Bir toplumu ayakta tutan temel ögelerden bazılarını şöyle sıralayabiliriz:

v Karşılıklı saygı,

v Ahlak,

v Yardımlaşma,

v Adalete güven,

v Toplumsal eşitlik,

v Yasalara uyma,

v Ve bütün bunları insan beynine yerleştirip hayat felsefesi haline gelmesini sağlayan EĞİTİM.
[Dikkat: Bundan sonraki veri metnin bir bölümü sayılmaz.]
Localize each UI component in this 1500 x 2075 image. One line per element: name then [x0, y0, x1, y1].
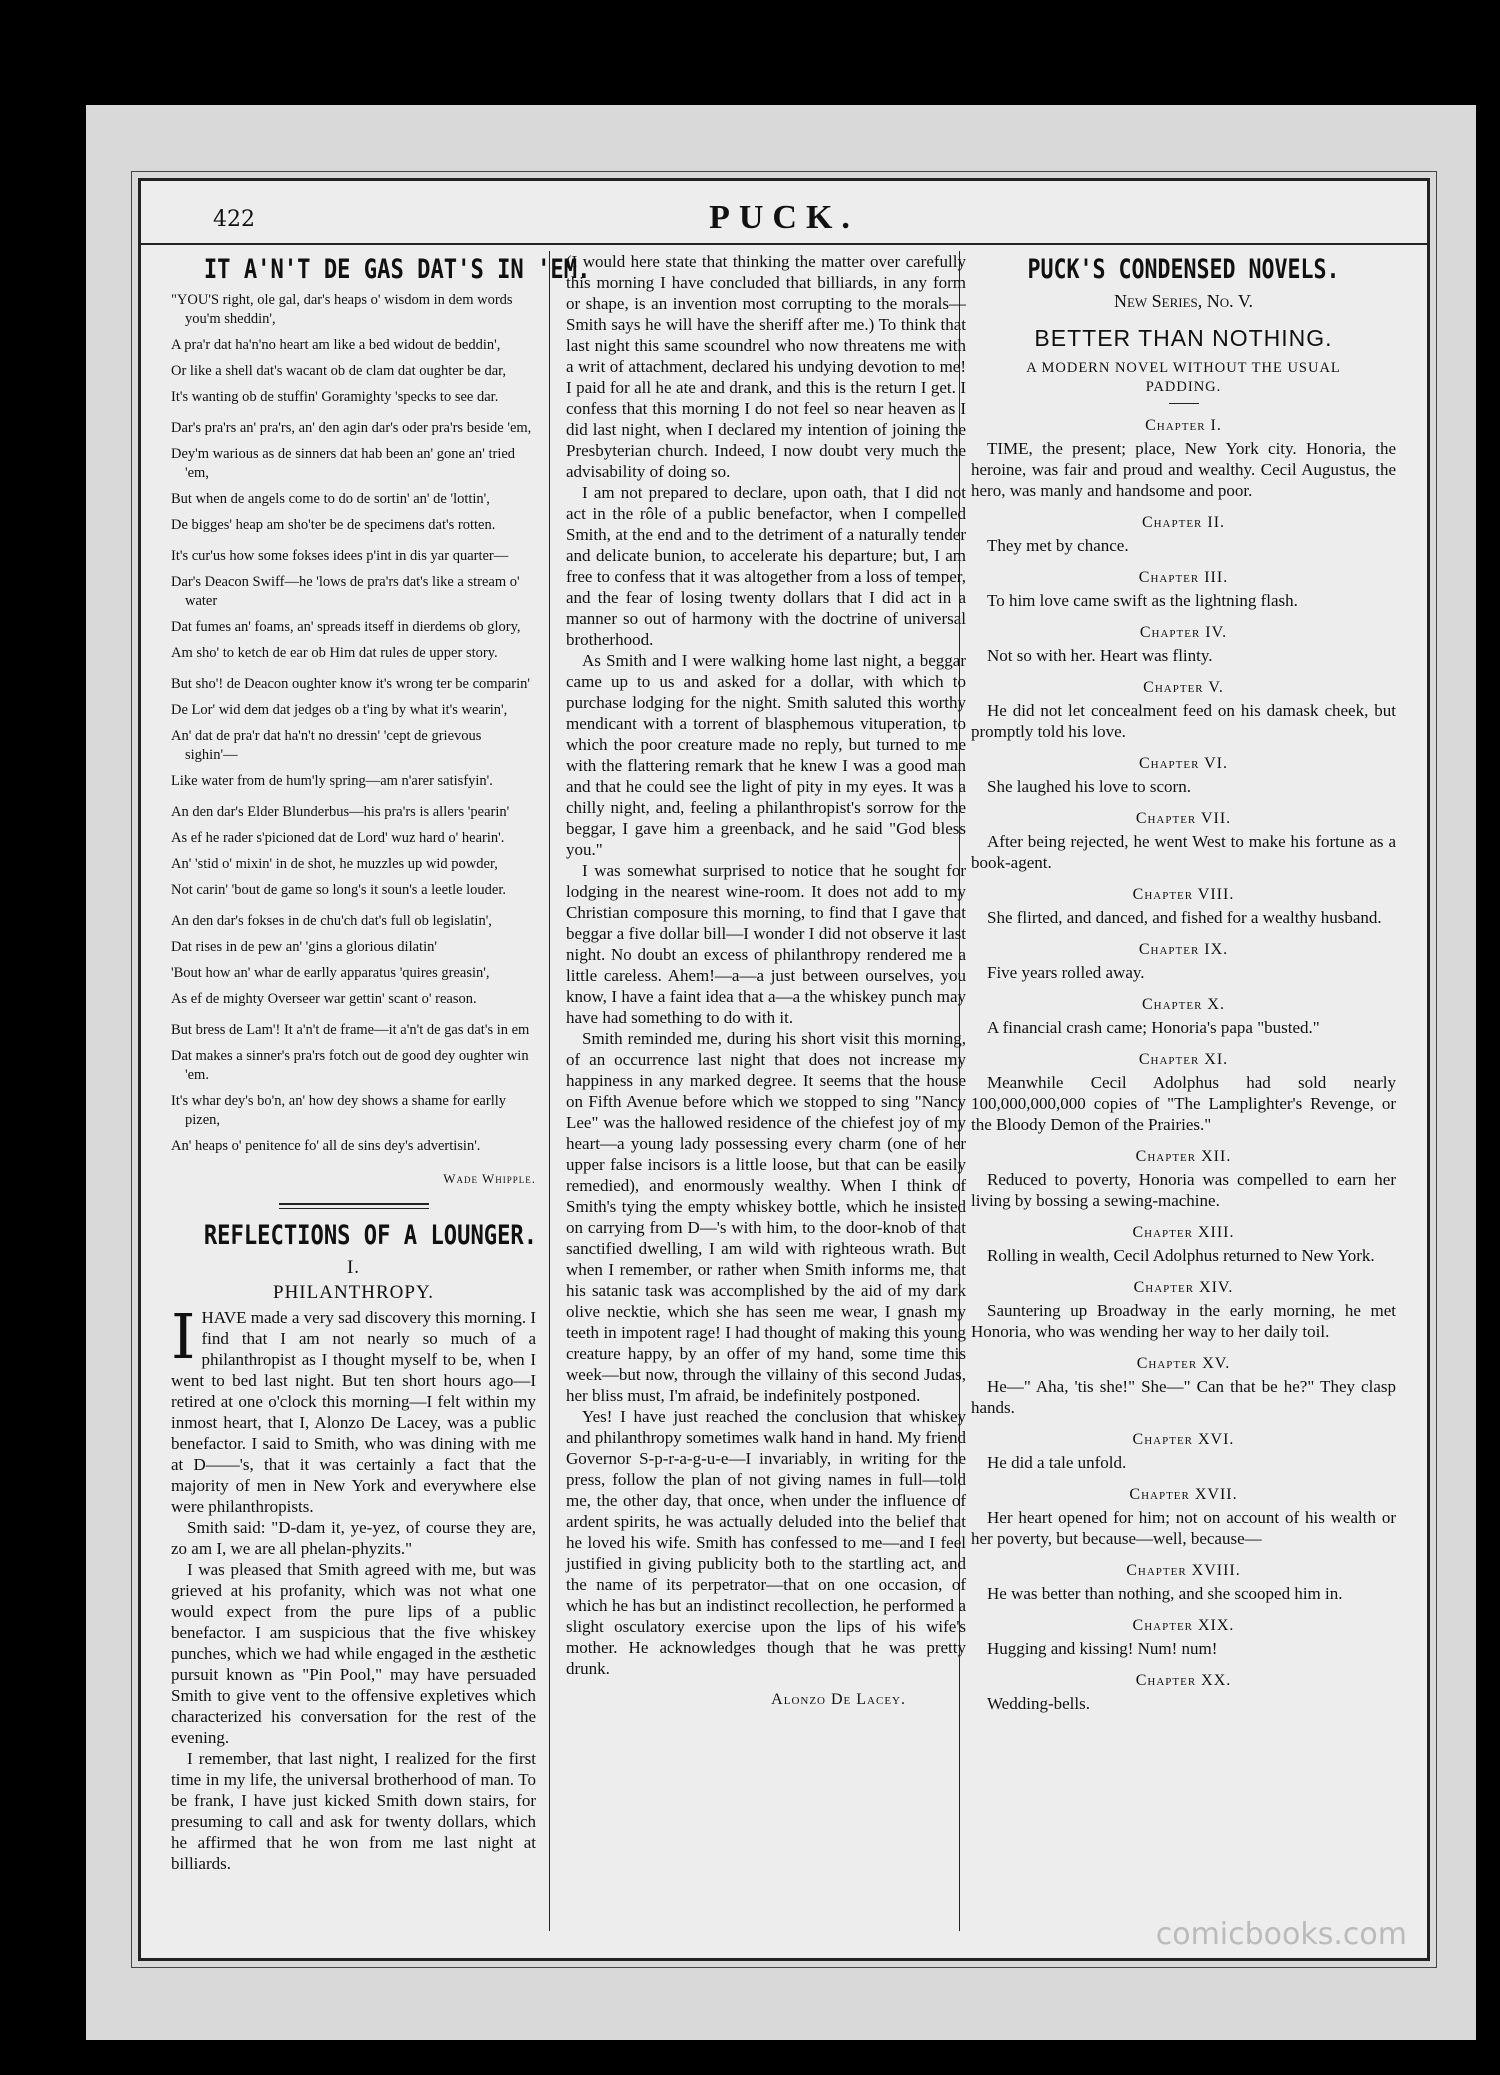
chapter-heading: Chapter XV.	[1136, 1355, 1231, 1372]
chapter-text: Her heart opened for him; not on account of his wealth or her poverty, but because—well, because—	[971, 1508, 1396, 1548]
poem-line: An' 'stid o' mixin' in de shot, he muzzles up wid powder,	[171, 856, 498, 872]
short-divider	[1169, 403, 1199, 404]
chapter-heading: Chapter IV.	[1139, 624, 1228, 641]
chapter-heading: Chapter IX.	[1138, 941, 1229, 958]
reflections-paragraph: (I would here state that thinking the matter over carefully this morning I have concluded that billiards, in any form or shape, is an invention most corrupting to the morals—Smith says he will have the sheriff after me.) To think that last night this same scoundrel who now threatens me with a writ of attachment, declared his undying devotion to me! I paid for all he ate and drank, and this is the return I get. I confess that this morning I do not feel so near heaven as I did last night, when I declared my intention of joining the Presbyterian church. Indeed, I now doubt very much the advisability of doing so.	[566, 252, 966, 481]
poem-line: Dar's Deacon Swiff—he 'lows de pra'rs dat's like a stream o' water	[171, 574, 520, 609]
poem-line: Dar's pra'rs an' pra'rs, an' den agin dar's oder pra'rs beside 'em,	[171, 420, 532, 436]
poem-line: De Lor' wid dem dat jedges ob a t'ing by what it's wearin',	[171, 702, 508, 718]
poem-line: It's wanting ob de stuffin' Goramighty 'specks to see dar.	[171, 389, 499, 405]
chapter-heading: Chapter XVIII.	[1126, 1562, 1241, 1579]
column-3	[971, 251, 1396, 1941]
poem-line: 'Bout how an' whar de earlly apparatus 'quires greasin',	[171, 965, 490, 981]
poem-title: IT A'N'T DE GAS DAT'S IN 'EM.	[203, 254, 591, 285]
chapter-heading: Chapter XIII.	[1132, 1224, 1235, 1241]
chapter-text: Meanwhile Cecil Adolphus had sold nearly 100,000,000,000 copies of "The Lamplighter's Revenge, or the Bloody Demon of the Prairies."	[971, 1073, 1396, 1134]
chapter-heading: Chapter XVI.	[1132, 1431, 1235, 1448]
chapter-text: TIME, the present; place, New York city. Honoria, the heroine, was fair and proud and wealthy. Cecil Augustus, the hero, was manly and handsome and poor.	[971, 439, 1396, 500]
novel-description: A MODERN NOVEL WITHOUT THE USUAL PADDING.	[1026, 360, 1341, 395]
chapter-text: Sauntering up Broadway in the early morning, he met Honoria, who was wending her way to her daily toil.	[971, 1301, 1396, 1341]
reflections-subtitle: PHILANTHROPY.	[273, 1282, 434, 1303]
reflections-paragraph: I was somewhat surprised to notice that he sought for lodging in the nearest wine-room. It does not add to my Christian composure this morning, to find that I gave that beggar a five dollar bill—I wonder I did not observe it last night. No doubt an excess of philanthropy rendered me a little careless. Ahem!—a—a just between ourselves, you know, I have a faint idea that a—a the whiskey punch may have had something to do with it.	[566, 861, 966, 1027]
poem-line: Dat makes a sinner's pra'rs fotch out de good dey oughter win 'em.	[171, 1048, 529, 1083]
chapter-text: She flirted, and danced, and fished for a wealthy husband.	[987, 908, 1382, 927]
novels-title: PUCK'S CONDENSED NOVELS.	[1027, 254, 1340, 285]
reflections-paragraph: Smith reminded me, during his short visit this morning, of an occurrence last night that does not increase my happiness in any marked degree. It seems that the house on Fifth Avenue before which we stopped to sing "Nancy Lee" was the hallowed residence of the chiefest joy of my heart—a young lady possessing every charm (one of her upper false incisors is a little loose, but that can be easily remedied), and enormously wealthy. When I think of Smith's tying the empty whiskey bottle, which he insisted on carrying from D—'s with him, to the door-knob of that sanctified dwelling, I am wild with righteous wrath. But when I remember, or rather when Smith informs me, that his satanic task was accomplished by the aid of my dark olive necktie, which she has seen me wear, I gnash my teeth in impotent rage! I had thought of making this young creature happy, by an offer of my hand, some time this week—but now, through the villainy of this second Judas, her bliss must, I'm afraid, be indefinitely postponed.	[566, 1029, 966, 1405]
chapter-text: Wedding-bells.	[987, 1694, 1090, 1713]
column-1	[171, 251, 591, 1941]
chapter-heading: Chapter VI.	[1138, 755, 1229, 772]
chapter-text: Not so with her. Heart was flinty.	[987, 646, 1213, 665]
chapter-heading: Chapter XI.	[1138, 1051, 1229, 1068]
chapter-heading: Chapter VIII.	[1132, 886, 1235, 903]
poem-line: Dat rises in de pew an' 'gins a glorious dilatin'	[171, 939, 437, 955]
poem-line: Not carin' 'bout de game so long's it soun's a leetle louder.	[171, 882, 507, 898]
chapter-text: He was better than nothing, and she scooped him in.	[987, 1584, 1343, 1603]
poem-line: An den dar's fokses in de chu'ch dat's full ob legislatin',	[171, 913, 492, 929]
chapter-text: He did not let concealment feed on his damask cheek, but promptly told his love.	[971, 701, 1396, 741]
poem-line: Or like a shell dat's wacant ob de clam dat oughter be dar,	[171, 363, 507, 379]
poem-line: An' dat de pra'r dat ha'n't no dressin' 'cept de grievous sighin'—	[171, 728, 482, 763]
poem-line: Am sho' to ketch de ear ob Him dat rules de upper story.	[171, 645, 498, 661]
reflections-title: REFLECTIONS OF A LOUNGER.	[203, 1220, 538, 1251]
chapter-text: A financial crash came; Honoria's papa "busted."	[987, 1018, 1320, 1037]
poem-line: A pra'r dat ha'n'no heart am like a bed widout de beddin',	[171, 337, 501, 353]
poem-line: But when de angels come to do de sortin' an' de 'lottin',	[171, 491, 490, 507]
reflections-signature: Alonzo De Lacey.	[771, 1691, 906, 1708]
chapter-heading: Chapter XII.	[1135, 1148, 1232, 1165]
novel-title: BETTER THAN NOTHING.	[1034, 325, 1333, 351]
chapter-heading: Chapter II.	[1141, 514, 1226, 531]
page-header	[141, 181, 1427, 245]
poem-line: An' heaps o' penitence fo' all de sins dey's advertisin'.	[171, 1138, 481, 1154]
poem-line: Like water from de hum'ly spring—am n'arer satisfyin'.	[171, 773, 493, 789]
watermark: comicbooks.com	[1155, 1917, 1407, 1952]
chapter-heading: Chapter XIX.	[1132, 1617, 1235, 1634]
chapter-text: She laughed his love to scorn.	[987, 777, 1191, 796]
page-number: 422	[213, 207, 255, 232]
masthead: PUCK.	[709, 199, 859, 236]
chapter-heading: Chapter XVII.	[1129, 1486, 1238, 1503]
poem-line: Dat fumes an' foams, an' spreads itseff in dierdems ob glory,	[171, 619, 521, 635]
chapter-text: Five years rolled away.	[987, 963, 1145, 982]
chapter-heading: Chapter X.	[1141, 996, 1225, 1013]
poem-line: As ef de mighty Overseer war gettin' scant o' reason.	[171, 991, 477, 1007]
column-2	[566, 251, 966, 1941]
chapter-heading: Chapter III.	[1138, 569, 1229, 586]
reflections-body-part1	[171, 1300, 536, 1874]
reflections-paragraph: As Smith and I were walking home last night, a beggar came up to us and asked for a dollar, with which to purchase lodging for the night. Smith saluted this worthy mendicant with a torrent of blasphemous vituperation, to which the poor creature made no reply, but turned to me with the flattering remark that he knew I was a good man and that he could see the light of pity in my eyes. It was a chilly night, and, feeling a philanthropist's sorrow for the beggar, I gave him a greenback, and he said "God bless you."	[566, 651, 966, 859]
chapter-text: Reduced to poverty, Honoria was compelled to earn her living by bossing a sewing-machine.	[971, 1170, 1396, 1210]
page-frame	[138, 178, 1430, 1961]
poem-line: But sho'! de Deacon oughter know it's wrong ter be comparin'	[171, 676, 530, 692]
chapter-list	[971, 415, 1396, 1714]
reflections-body-part2	[566, 251, 966, 1679]
poem-line: An den dar's Elder Blunderbus—his pra'rs is allers 'pearin'	[171, 804, 510, 820]
chapter-text: He—" Aha, 'tis she!" She—" Can that be he?" They clasp hands.	[971, 1377, 1396, 1417]
reflections-paragraph: Smith said: "D-dam it, ye-yez, of course they are, zo am I, we are all phelan-phyzits."	[171, 1518, 536, 1558]
chapter-heading: Chapter VII.	[1135, 810, 1232, 827]
poem-line: It's cur'us how some fokses idees p'int in dis yar quarter—	[171, 548, 509, 564]
chapter-heading: Chapter V.	[1143, 679, 1224, 696]
poem-body	[171, 291, 536, 1156]
poem-line: Dey'm warious as de sinners dat hab been an' gone an' tried 'em,	[171, 446, 516, 481]
drop-cap: I	[171, 1300, 196, 1373]
poem-line: It's whar dey's bo'n, an' how dey shows a shame for earlly pizen,	[171, 1093, 507, 1128]
chapter-text: After being rejected, he went West to make his fortune as a book-agent.	[971, 832, 1396, 872]
chapter-text: Rolling in wealth, Cecil Adolphus returned to New York.	[987, 1246, 1375, 1265]
poem-line: As ef he rader s'picioned dat de Lord' wuz hard o' hearin'.	[171, 830, 505, 846]
novels-series: New Series, No. V.	[1113, 291, 1254, 311]
column-rule	[549, 251, 550, 1931]
reflections-paragraph: I remember, that last night, I realized for the first time in my life, the universal brotherhood of man. To be frank, I have just kicked Smith down stairs, for presuming to call and ask for twenty dollars, which he affirmed that he won from me last night at billiards.	[171, 1749, 536, 1873]
chapter-text: He did a tale unfold.	[987, 1453, 1127, 1472]
poem-line: But bress de Lam'! It a'n't de frame—it a'n't de gas dat's in em	[171, 1022, 530, 1038]
chapter-text: To him love came swift as the lightning flash.	[987, 591, 1298, 610]
chapter-heading: Chapter XX.	[1135, 1672, 1232, 1689]
reflections-paragraph: I was pleased that Smith agreed with me, but was grieved at his profanity, which was not what one would expect from the pure lips of a public benefactor. I am suspicious that the five whiskey punches, which we had while engaged in the æsthetic pursuit known as "Pin Pool," may have persuaded Smith to give vent to the offensive expletives which characterized his conversation for the rest of the evening.	[171, 1560, 536, 1747]
poem-line: De bigges' heap am sho'ter be de specimens dat's rotten.	[171, 517, 496, 533]
poem-line: "YOU'S right, ole gal, dar's heaps o' wisdom in dem words you'm sheddin',	[171, 292, 513, 327]
reflections-paragraph	[171, 1300, 536, 1517]
poem-signature: Wade Whipple.	[443, 1171, 536, 1186]
chapter-text: Hugging and kissing! Num! num!	[987, 1639, 1218, 1658]
chapter-text: They met by chance.	[987, 536, 1129, 555]
chapter-heading: Chapter I.	[1145, 417, 1222, 434]
reflections-numeral: I.	[346, 1257, 361, 1278]
reflections-paragraph: Yes! I have just reached the conclusion that whiskey and philanthropy sometimes walk hand in hand. My friend Governor S-p-r-a-g-u-e—I invariably, in writing for the press, follow the plan of not giving names in full—told me, the other day, that once, when under the influence of ardent spirits, he was actually deluded into the belief that he loved his wife. Smith has confessed to me—and I feel justified in giving publicity both to the startling act, and the name of its perpetrator—that on one occasion, of which he has but an indistinct recollection, he performed a slight osculatory exercise upon the lips of his wife's mother. He acknowledges though that he was pretty drunk.	[566, 1407, 966, 1678]
paragraph-text: HAVE made a very sad discovery this morning. I find that I am not nearly so much of a philanthropist as I thought myself to be, when I went to bed last night. But ten short hours ago—I retired at one o'clock this morning—I felt within my inmost heart, that I, Alonzo De Lacey, was a public benefactor. I said to Smith, who was dining with me at D——'s, that it was certainly a fact that the majority of men in New York and everywhere else were philanthropists.	[171, 1308, 536, 1516]
chapter-heading: Chapter XIV.	[1133, 1279, 1234, 1296]
reflections-paragraph: I am not prepared to declare, upon oath, that I did not act in the rôle of a public benefactor, when I compelled Smith, at the end and to the detriment of a naturally tender and delicate bunion, to accelerate his departure; but, I am free to confess that it was altogether from a loss of temper, and the fear of losing twenty dollars that I did act in a manner so out of harmony with the doctrine of universal brotherhood.	[566, 483, 966, 649]
section-divider	[279, 1203, 429, 1209]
Dikkat ederseniz, “din”, “dil” ve “milliyet” kavramlarını bunların arasına koymadım. Çünkü dünyada öyle toplumlar var ki, bunlarda birliktelik olmasa da sağlam bir toplumsal yapı oluşturabilmişler. Örneğin; ABD’de %65 Hristiyan (Hristiyanların da %40’ı Protestan, %20’si Katolik, %5’i de Ortodoks ve diğerleri), %30 dinsiz, %2 Yahudi, %1 Müslüman, %1 Budist ve %1 diğer dinlerden insanlar birlikte barış içinde yaşıyor. Ayrıca ABD, dünyanın en çok etnik kökenli ülkesi. Nüfusun %75,1-81.1'ini beyazlar(İngiliz, Alman, İrlandalı, İtalyan, vb.), %12.3-12.6'sını siyahlar, %3.7-3.9'unu Asya kökenliler ve %0.8'ini yerli Amerikalılar oluşturuyor. İsviçre’nin Almanca, Fransızca, İtalyanca ve Romanşça olarak tam 4 resmi dili var ama bu İsviçre’nin kıskanılacak düzeyde huzurlu ve kalkınmış bir ülke olmasına engel olmamış. Kanada’da ise resmi dil İngilizce ve Fransızca ama bunların dışında Cree, Ojibwe, Dene ve Inuktitut gibi yerel diller de konuşuluyor. Doğal olarak da bu farklı dilleri konuşan insanlar aynı zamanda farklı ırklara mensuplar ama hiçbir zaman ayrılıkçı bir düşünce akıllarına gelmemiş.

Son zamanlarda “Sosyal Çürüme” diye bir kavram sıklıkla kullanılmaya başlandı. Peki, nedir bu “Sosyal Çürüme”? Tarihte de bu konuya kafa yoran filozoflar, bu çürümeyi farklı nedenlere bağlamışlar. Örneğin Platon, adaletsizliğin ve yoksulluğun artmasıyla; Nietzsche, modern toplumun ahlaki değerlerinin zayıflamasıyla; Emile Durkheim, toplumsal düzenin temelinde yer alan değerlerin ve normların zayıflamasıyla; Karl Marx ise, kapitalizmin doğasıyla açıklamaya çalışmışlar.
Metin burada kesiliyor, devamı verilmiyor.